I am trying to use taskset to assign some processes to specific CPU's. When I run taskset, it appears that the command has worked as I get a reply stating what the new affinity of the process is set.
However when i monitor the top output (the process that i am trying to assign a cpu to is running at a high cpu percentage), I can see that the process is still switching between cpus so it looks like the taskset is not working.

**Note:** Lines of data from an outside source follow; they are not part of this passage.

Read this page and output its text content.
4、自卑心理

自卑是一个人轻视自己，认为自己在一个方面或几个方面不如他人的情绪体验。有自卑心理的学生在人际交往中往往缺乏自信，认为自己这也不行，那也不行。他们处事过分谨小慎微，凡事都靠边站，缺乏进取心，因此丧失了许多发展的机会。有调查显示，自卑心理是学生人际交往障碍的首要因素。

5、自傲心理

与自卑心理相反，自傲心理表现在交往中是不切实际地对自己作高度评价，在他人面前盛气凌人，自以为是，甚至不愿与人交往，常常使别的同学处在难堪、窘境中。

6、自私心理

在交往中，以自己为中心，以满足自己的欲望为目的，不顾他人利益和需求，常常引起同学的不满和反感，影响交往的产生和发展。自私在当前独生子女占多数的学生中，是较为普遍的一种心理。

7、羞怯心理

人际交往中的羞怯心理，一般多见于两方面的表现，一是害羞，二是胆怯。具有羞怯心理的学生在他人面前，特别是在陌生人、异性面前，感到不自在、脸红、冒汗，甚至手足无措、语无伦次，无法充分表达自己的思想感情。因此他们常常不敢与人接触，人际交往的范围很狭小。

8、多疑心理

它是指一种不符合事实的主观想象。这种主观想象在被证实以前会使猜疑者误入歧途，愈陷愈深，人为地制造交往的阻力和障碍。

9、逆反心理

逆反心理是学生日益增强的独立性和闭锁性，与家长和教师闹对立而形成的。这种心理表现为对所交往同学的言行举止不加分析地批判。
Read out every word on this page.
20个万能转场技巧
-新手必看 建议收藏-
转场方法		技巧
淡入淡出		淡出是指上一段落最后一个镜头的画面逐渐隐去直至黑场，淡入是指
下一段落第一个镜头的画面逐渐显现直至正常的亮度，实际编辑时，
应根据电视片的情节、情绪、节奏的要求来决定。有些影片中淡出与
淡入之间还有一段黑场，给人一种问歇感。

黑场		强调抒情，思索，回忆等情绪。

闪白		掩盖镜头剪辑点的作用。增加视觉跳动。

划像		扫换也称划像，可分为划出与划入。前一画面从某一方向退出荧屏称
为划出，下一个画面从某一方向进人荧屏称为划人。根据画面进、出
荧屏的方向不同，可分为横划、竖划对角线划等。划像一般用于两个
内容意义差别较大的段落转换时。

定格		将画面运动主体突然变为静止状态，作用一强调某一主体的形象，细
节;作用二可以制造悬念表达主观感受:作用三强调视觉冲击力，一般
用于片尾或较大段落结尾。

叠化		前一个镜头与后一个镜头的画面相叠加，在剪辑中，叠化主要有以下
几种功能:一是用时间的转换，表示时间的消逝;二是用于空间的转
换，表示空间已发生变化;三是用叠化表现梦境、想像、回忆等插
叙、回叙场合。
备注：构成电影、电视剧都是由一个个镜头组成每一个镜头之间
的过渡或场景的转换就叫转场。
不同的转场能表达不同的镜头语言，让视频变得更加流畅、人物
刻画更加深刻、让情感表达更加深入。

When searching the web for similar issues, I see a posting on the Red Hat site https://access.redhat.com/knowledge/docs/en-US/Red_Hat_Enterprise_MRG/1.1/html/Realtime_Tuning_Guide/sect-Realtime_Tuning_Guide-Realtime_Specific_Tuning-Non_Uniform_Memory_Access.html
This states that taskset will not work on numa enabled systems. Is this the case? I have not been able to find this out from anywhere else.

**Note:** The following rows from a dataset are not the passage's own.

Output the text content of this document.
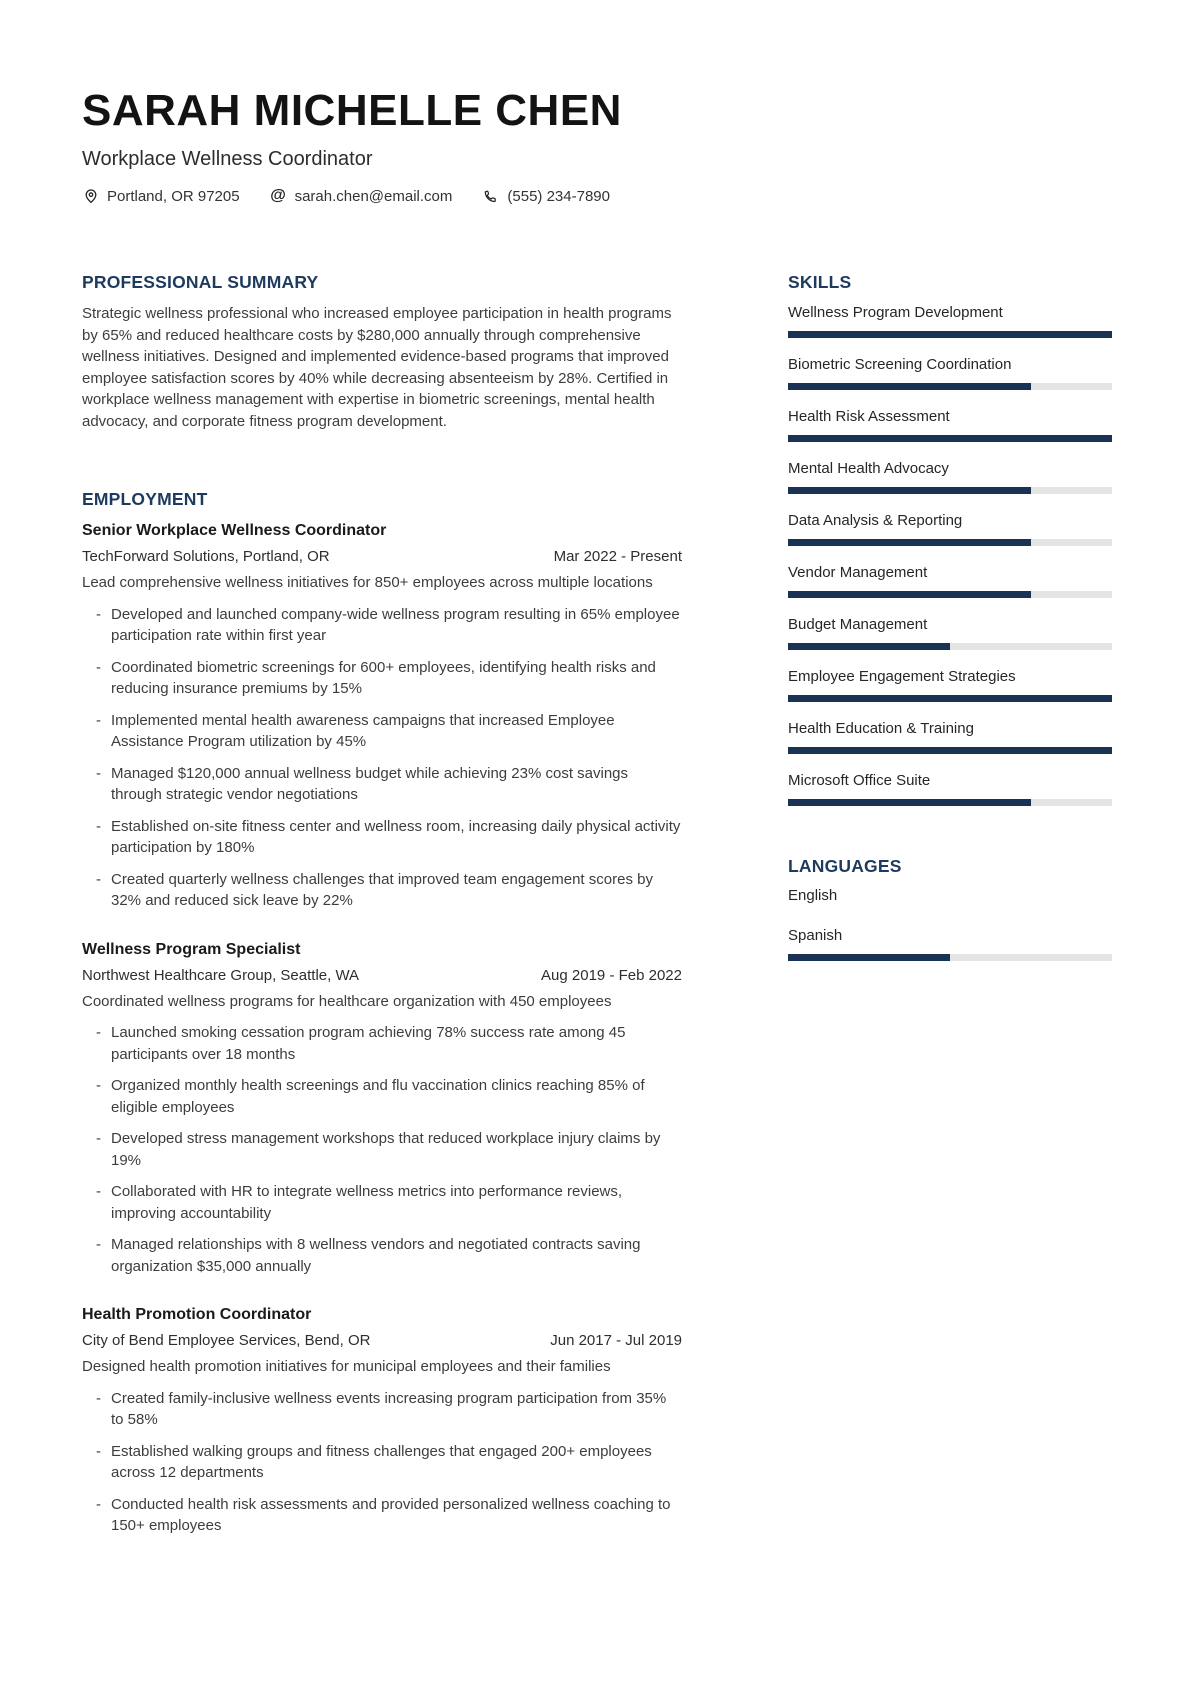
SARAH MICHELLE CHEN
Workplace Wellness Coordinator
Portland, OR 97205 @ sarah.chen@email.com	(555) 234-7890
PROFESSIONAL SUMMARY
Strategic wellness professional who increased employee participation in health programs by 65% and reduced healthcare costs by $280,000 annually through comprehensive wellness initiatives. Designed and implemented evidence-based programs that improved employee satisfaction scores by 40% while decreasing absenteeism by 28%. Certified in workplace wellness management with expertise in biometric screenings, mental health advocacy, and corporate fitness program development.
EMPLOYMENT
Senior Workplace Wellness Coordinator
TechForward Solutions, Portland, OR	Mar 2022 - Present
Lead comprehensive wellness initiatives for 850+ employees across multiple locations
- Developed and launched company-wide wellness program resulting in 65% employee participation rate within first year
- Coordinated biometric screenings for 600+ employees, identifying health risks and reducing insurance premiums by 15%
- Implemented mental health awareness campaigns that increased Employee Assistance Program utilization by 45%
- Managed $120,000 annual wellness budget while achieving 23% cost savings through strategic vendor negotiations
- Established on-site fitness center and wellness room, increasing daily physical activity participation by 180%
- Created quarterly wellness challenges that improved team engagement scores by 32% and reduced sick leave by 22%
Wellness Program Specialist
Northwest Healthcare Group, Seattle, WA	Aug 2019 - Feb 2022
Coordinated wellness programs for healthcare organization with 450 employees
- Launched smoking cessation program achieving 78% success rate among 45 participants over 18 months
- Organized monthly health screenings and flu vaccination clinics reaching 85% of eligible employees
- Developed stress management workshops that reduced workplace injury claims by 19%
- Collaborated with HR to integrate wellness metrics into performance reviews, improving accountability
- Managed relationships with 8 wellness vendors and negotiated contracts saving organization $35,000 annually
Health Promotion Coordinator
City of Bend Employee Services, Bend, OR	Jun 2017 - Jul 2019
Designed health promotion initiatives for municipal employees and their families
- Created family-inclusive wellness events increasing program participation from 35% to 58%
- Established walking groups and fitness challenges that engaged 200+ employees across 12 departments
- Conducted health risk assessments and provided personalized wellness coaching to 150+ employees
SKILLS
Wellness Program Development
Biometric Screening Coordination
Health Risk Assessment
Mental Health Advocacy
Data Analysis & Reporting
Vendor Management
Budget Management
Employee Engagement Strategies
Health Education & Training
Microsoft Office Suite
LANGUAGES
English
Spanish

The taskset command that I am using is
taskset -pc 1-2 16723 pid 16723's current affinity list: 0-7 pid 16723's new affinity list: 1,2
I also tried:
taskset -p 0x00000001 16723
The version of OS is:
Description: Ubuntu 12.04.1 LTS Release: 12.04
Kernel Version: Linux hadoop 3.2.0-29-generic #46-Ubuntu SMP Fri Jul 27 17:03:23 UTC 2012 x86_64 x86_64 x86_64 GNU/Linux
Before I look at using cgroups, I would have thought that taskset would work to at least assign cpu affinity for a process?
Thanks,
Also to confirm that numa is not disabled on my host From http://martincarstenbach.wordpress.com/2012/04/27/little-things-i-didnt-know-difference-between-_enable_numa_support-and-numactl/
more /proc/cmdline
BOOT_IMAGE=/boot/vmlinuz-3.2.0-29-generic root=UUID=3221e122-b2fb-48b7-b761-16c57ef51f9a ro quiet splash vt.handoff=7
Confirming that this is on a physical host.